Capitalism depends in large part on whether individuals can make “voluntary associations:” freely trade goods, labor or ideas however those making the exchange agree is fair. When governments limit these voluntary associations—as in where a Wisconsin judge recently ruled it illegal for people to drink raw milk—they essentially engage in social engineering. A recent article in City Journal further contrasts free association and social engineering by considering its effects on policies like education and welfare. It examines these ideas through the life of liberal-turned-neocon Nathan Glazer, a prominent social scientist who came to the fore during Johnson’s Great Society years. It quotes Glazer:
‘Every piece of social policy substitutes for some traditional arrangement, whether good or bad, a new arrangement in which public authorities take over, at least in part, the role of the family, of the ethnic and neighborhood group, of voluntary associations.’ In doing so, Glazer continues, ‘social policy weakens the position of these traditional agents and further encourages needy people to depend on the government for help rather than on the traditional structures. This is the basic force behind the ever growing demand for more social programs and their frequent failure to satisfy our hopes.’ Glazer goes further still, asserting that the breakdown of traditional modes of behavior is the chief cause of our social problems.’
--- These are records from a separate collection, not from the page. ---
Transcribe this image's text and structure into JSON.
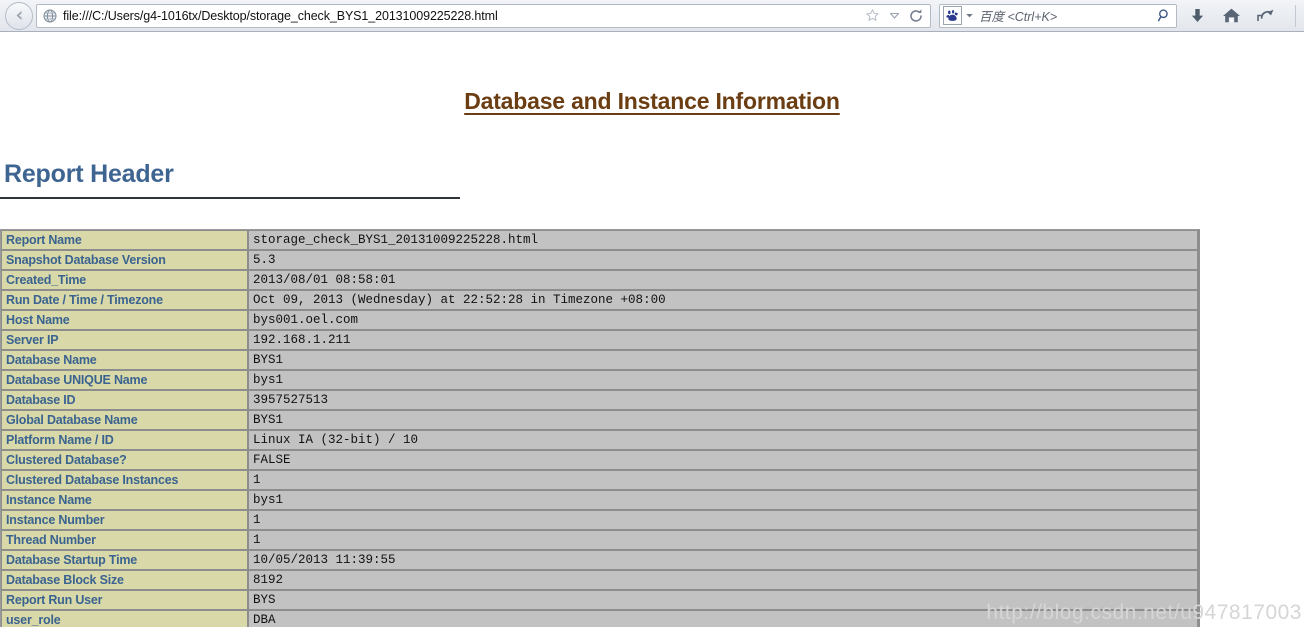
{
  "browser": {
    "back_icon": "back-arrow-icon",
    "favicon": "globe-icon",
    "url": "file:///C:/Users/g4-1016tx/Desktop/storage_check_BYS1_20131009225228.html",
    "bookmark_icon": "star-icon",
    "dropdown_icon": "chevron-down-icon",
    "reload_icon": "reload-icon",
    "search_engine_icon": "baidu-paw-icon",
    "search_placeholder": "百度 <Ctrl+K>",
    "search_submit_icon": "magnifier-icon",
    "downloads_icon": "download-arrow-icon",
    "home_icon": "home-icon",
    "restore_icon": "restore-session-icon"
  },
  "page": {
    "title": "Database and Instance Information",
    "section_title": "Report Header",
    "watermark": "http://blog.csdn.net/u947817003",
    "colors": {
      "title": "#6b3d12",
      "section_title": "#3e6491",
      "label_bg": "#d8d8a8",
      "label_text": "#3a6390",
      "value_bg": "#c2c2c2",
      "border": "#8d8d8d"
    },
    "rows": [
      {
        "label": "Report Name",
        "value": "storage_check_BYS1_20131009225228.html"
      },
      {
        "label": "Snapshot Database Version",
        "value": "5.3"
      },
      {
        "label": "Created_Time",
        "value": "2013/08/01 08:58:01"
      },
      {
        "label": "Run Date / Time / Timezone",
        "value": "Oct 09, 2013 (Wednesday) at 22:52:28 in Timezone +08:00"
      },
      {
        "label": "Host Name",
        "value": "bys001.oel.com"
      },
      {
        "label": "Server IP",
        "value": "192.168.1.211"
      },
      {
        "label": "Database Name",
        "value": "BYS1"
      },
      {
        "label": "Database UNIQUE Name",
        "value": "bys1"
      },
      {
        "label": "Database ID",
        "value": "3957527513"
      },
      {
        "label": "Global Database Name",
        "value": "BYS1"
      },
      {
        "label": "Platform Name / ID",
        "value": "Linux IA (32-bit) / 10"
      },
      {
        "label": "Clustered Database?",
        "value": "FALSE"
      },
      {
        "label": "Clustered Database Instances",
        "value": "1"
      },
      {
        "label": "Instance Name",
        "value": "bys1"
      },
      {
        "label": "Instance Number",
        "value": "1"
      },
      {
        "label": "Thread Number",
        "value": "1"
      },
      {
        "label": "Database Startup Time",
        "value": "10/05/2013 11:39:55"
      },
      {
        "label": "Database Block Size",
        "value": "8192"
      },
      {
        "label": "Report Run User",
        "value": "BYS"
      },
      {
        "label": "user_role",
        "value": "DBA"
      }
    ]
  }
}
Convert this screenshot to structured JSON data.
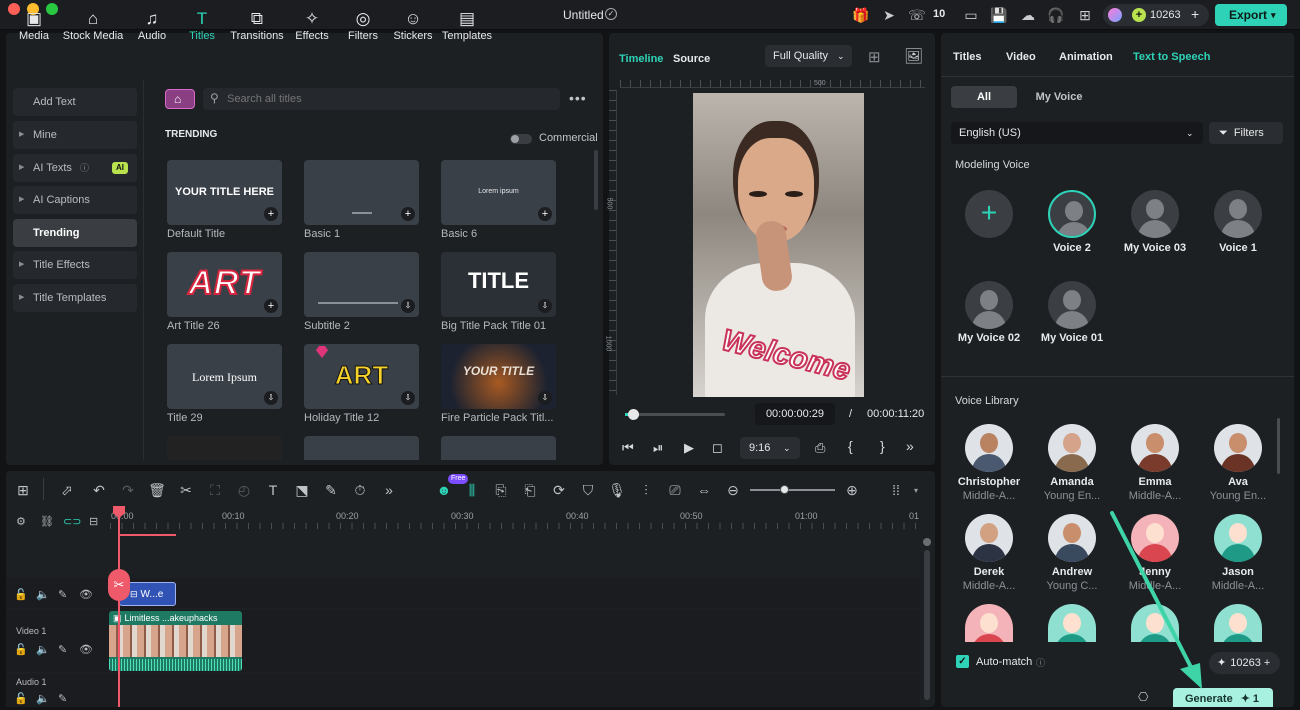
{
  "window": {
    "title": "Untitled",
    "badge_count": "10",
    "credits": "10263",
    "export_label": "Export"
  },
  "media_tabs": [
    {
      "label": "Media",
      "icon": "media-icon"
    },
    {
      "label": "Stock Media",
      "icon": "stock-media-icon"
    },
    {
      "label": "Audio",
      "icon": "audio-icon"
    },
    {
      "label": "Titles",
      "icon": "titles-icon"
    },
    {
      "label": "Transitions",
      "icon": "transitions-icon"
    },
    {
      "label": "Effects",
      "icon": "effects-icon"
    },
    {
      "label": "Filters",
      "icon": "filters-icon"
    },
    {
      "label": "Stickers",
      "icon": "stickers-icon"
    },
    {
      "label": "Templates",
      "icon": "templates-icon"
    }
  ],
  "sidebar": {
    "items": [
      {
        "label": "Add Text"
      },
      {
        "label": "Mine"
      },
      {
        "label": "AI Texts",
        "badge": "AI"
      },
      {
        "label": "AI Captions"
      },
      {
        "label": "Trending"
      },
      {
        "label": "Title Effects"
      },
      {
        "label": "Title Templates"
      }
    ]
  },
  "search": {
    "placeholder": "Search all titles"
  },
  "trending": {
    "heading": "TRENDING",
    "commercial_label": "Commercial"
  },
  "title_cards": [
    {
      "label": "Default Title",
      "preview": "YOUR TITLE HERE"
    },
    {
      "label": "Basic 1",
      "preview": ""
    },
    {
      "label": "Basic 6",
      "preview": "Lorem ipsum"
    },
    {
      "label": "Art Title 26",
      "preview": "ART"
    },
    {
      "label": "Subtitle 2",
      "preview": ""
    },
    {
      "label": "Big Title Pack Title 01",
      "preview": "TITLE"
    },
    {
      "label": "Title 29",
      "preview": "Lorem Ipsum"
    },
    {
      "label": "Holiday Title 12",
      "preview": "ART"
    },
    {
      "label": "Fire Particle Pack Titl...",
      "preview": "YOUR TITLE"
    }
  ],
  "preview": {
    "tab_timeline": "Timeline",
    "tab_source": "Source",
    "quality": "Full Quality",
    "ruler_top_mark": "500",
    "ruler_left_mark1": "500",
    "ruler_left_mark2": "1000",
    "overlay_text": "Welcome",
    "current_time": "00:00:00:29",
    "separator": "/",
    "total_time": "00:00:11:20",
    "aspect": "9:16"
  },
  "right_panel": {
    "tabs": [
      "Titles",
      "Video",
      "Animation",
      "Text to Speech"
    ],
    "filter_all": "All",
    "filter_my_voice": "My Voice",
    "language": "English (US)",
    "filters_label": "Filters",
    "modeling_heading": "Modeling Voice",
    "modeling_voices": [
      "Voice 2",
      "My Voice 03",
      "Voice 1",
      "My Voice 02",
      "My Voice 01"
    ],
    "library_heading": "Voice Library",
    "library_voices": [
      {
        "name": "Christopher",
        "sub": "Middle-A..."
      },
      {
        "name": "Amanda",
        "sub": "Young En..."
      },
      {
        "name": "Emma",
        "sub": "Middle-A..."
      },
      {
        "name": "Ava",
        "sub": "Young En..."
      },
      {
        "name": "Derek",
        "sub": "Middle-A..."
      },
      {
        "name": "Andrew",
        "sub": "Young C..."
      },
      {
        "name": "Jenny",
        "sub": "Middle-A..."
      },
      {
        "name": "Jason",
        "sub": "Middle-A..."
      }
    ],
    "auto_match": "Auto-match",
    "credits": "10263",
    "generate_label": "Generate",
    "generate_cost": "1"
  },
  "timeline": {
    "ticks": [
      "00:00",
      "00:10",
      "00:20",
      "00:30",
      "00:40",
      "00:50",
      "01:00",
      "01"
    ],
    "title_clip": "W...e",
    "video_clip": "Limitless ...akeuphacks",
    "track_video": "Video 1",
    "track_audio": "Audio 1",
    "new_badge": "Free"
  },
  "colors": {
    "accent": "#2ed3b7",
    "pink": "#e94b6a",
    "panel": "#1d2023"
  }
}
Glazer goes on to ponder re-instituting old traditions—the upward mobility rooted in a solid work ethic and intact nuclear family, for example—as new traditions, a cultural renewal that seems particularly suited to Christians, who constantly reaffirm and reapply the ancient truths. The sort of metrics we apply to financial policies tie deeply to how we think also about social policy. Not to oversimplify, but at large a serious difference exists between attempting to maximize freedom by depending on voluntary, traditional societal arrangements and abandoning them for coercive measures ill-suited to human flourishing. A simple question for evaluating where a policy falls on this spectrum is, “Will this lead to more self-government or more coerced, external government?” Of course, where people do not govern themselves, others must do it for them (e.g., “Do you know how fast you were going?”). Intermediate institutions like family, church and the local community can and do, however, privately perform these functions and, in so doing, are more likely to instill that internal self-control and self-direction than public institutions, as Glazer explains.